Para nada se explicaban allí las materias a impartir, ni el método, ni la organización de los recreos, ni las vacaciones, ni de la ratio, ni de los trienios, ni una sola frase acerca de los alumnos, salvo la indicación de que la maestra era la responsable de que en la escuela no pasasen frío. Y una, que ha visto cómo en los años setenta una compañera de primaria, compañera por cierto que nunca supo muy bien leer ni escribir, era la “encargada oficial” de encender el brasero de carbonilla madrugando y removiendo cenizas en las mañanas frías, se cree a pies juntillas todas estas cláusulas.

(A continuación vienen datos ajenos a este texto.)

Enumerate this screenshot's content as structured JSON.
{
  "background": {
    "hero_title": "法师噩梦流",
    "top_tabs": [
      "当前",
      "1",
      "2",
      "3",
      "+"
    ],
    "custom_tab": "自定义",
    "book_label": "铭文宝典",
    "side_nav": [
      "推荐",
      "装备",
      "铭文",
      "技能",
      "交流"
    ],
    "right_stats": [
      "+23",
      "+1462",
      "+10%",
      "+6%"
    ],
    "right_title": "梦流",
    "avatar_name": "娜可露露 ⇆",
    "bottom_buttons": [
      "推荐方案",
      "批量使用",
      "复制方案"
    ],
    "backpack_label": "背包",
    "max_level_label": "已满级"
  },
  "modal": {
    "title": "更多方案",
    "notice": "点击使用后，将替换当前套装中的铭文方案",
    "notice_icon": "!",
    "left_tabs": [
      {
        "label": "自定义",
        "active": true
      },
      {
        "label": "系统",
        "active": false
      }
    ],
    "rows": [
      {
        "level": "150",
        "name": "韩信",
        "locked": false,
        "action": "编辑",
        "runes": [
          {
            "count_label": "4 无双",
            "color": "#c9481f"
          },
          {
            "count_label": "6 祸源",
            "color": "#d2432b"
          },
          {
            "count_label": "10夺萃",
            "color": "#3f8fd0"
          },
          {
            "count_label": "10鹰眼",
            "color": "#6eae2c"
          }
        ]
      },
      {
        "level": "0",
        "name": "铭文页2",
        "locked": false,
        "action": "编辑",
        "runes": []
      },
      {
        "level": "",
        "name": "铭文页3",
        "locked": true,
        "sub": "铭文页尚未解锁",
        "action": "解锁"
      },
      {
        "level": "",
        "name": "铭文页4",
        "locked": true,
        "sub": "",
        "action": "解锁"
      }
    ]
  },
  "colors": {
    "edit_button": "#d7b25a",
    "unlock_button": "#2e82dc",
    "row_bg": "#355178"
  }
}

Curiosamente, ese mismo septiembre de la firma del contrato, España se hallaba inmersa en la dictadura militar de Primo de Rivera, donde se habían prohibido los partidos políticos, quedando abolidas las libertades, siendo muy comunes los actos de represión contra el movimiento obrero. Menos mal que aquí para esas maestras y otras venideras se estaban consiguiendo las primeras mejoras laborales como el seguro de enfermedad o el descanso en domingo.

La educación anda revuelta, pero mejor no mirar mucho hacia atrás o nos encontraremos amargos y ridículos fósiles que se burlarán de nosotros mismos.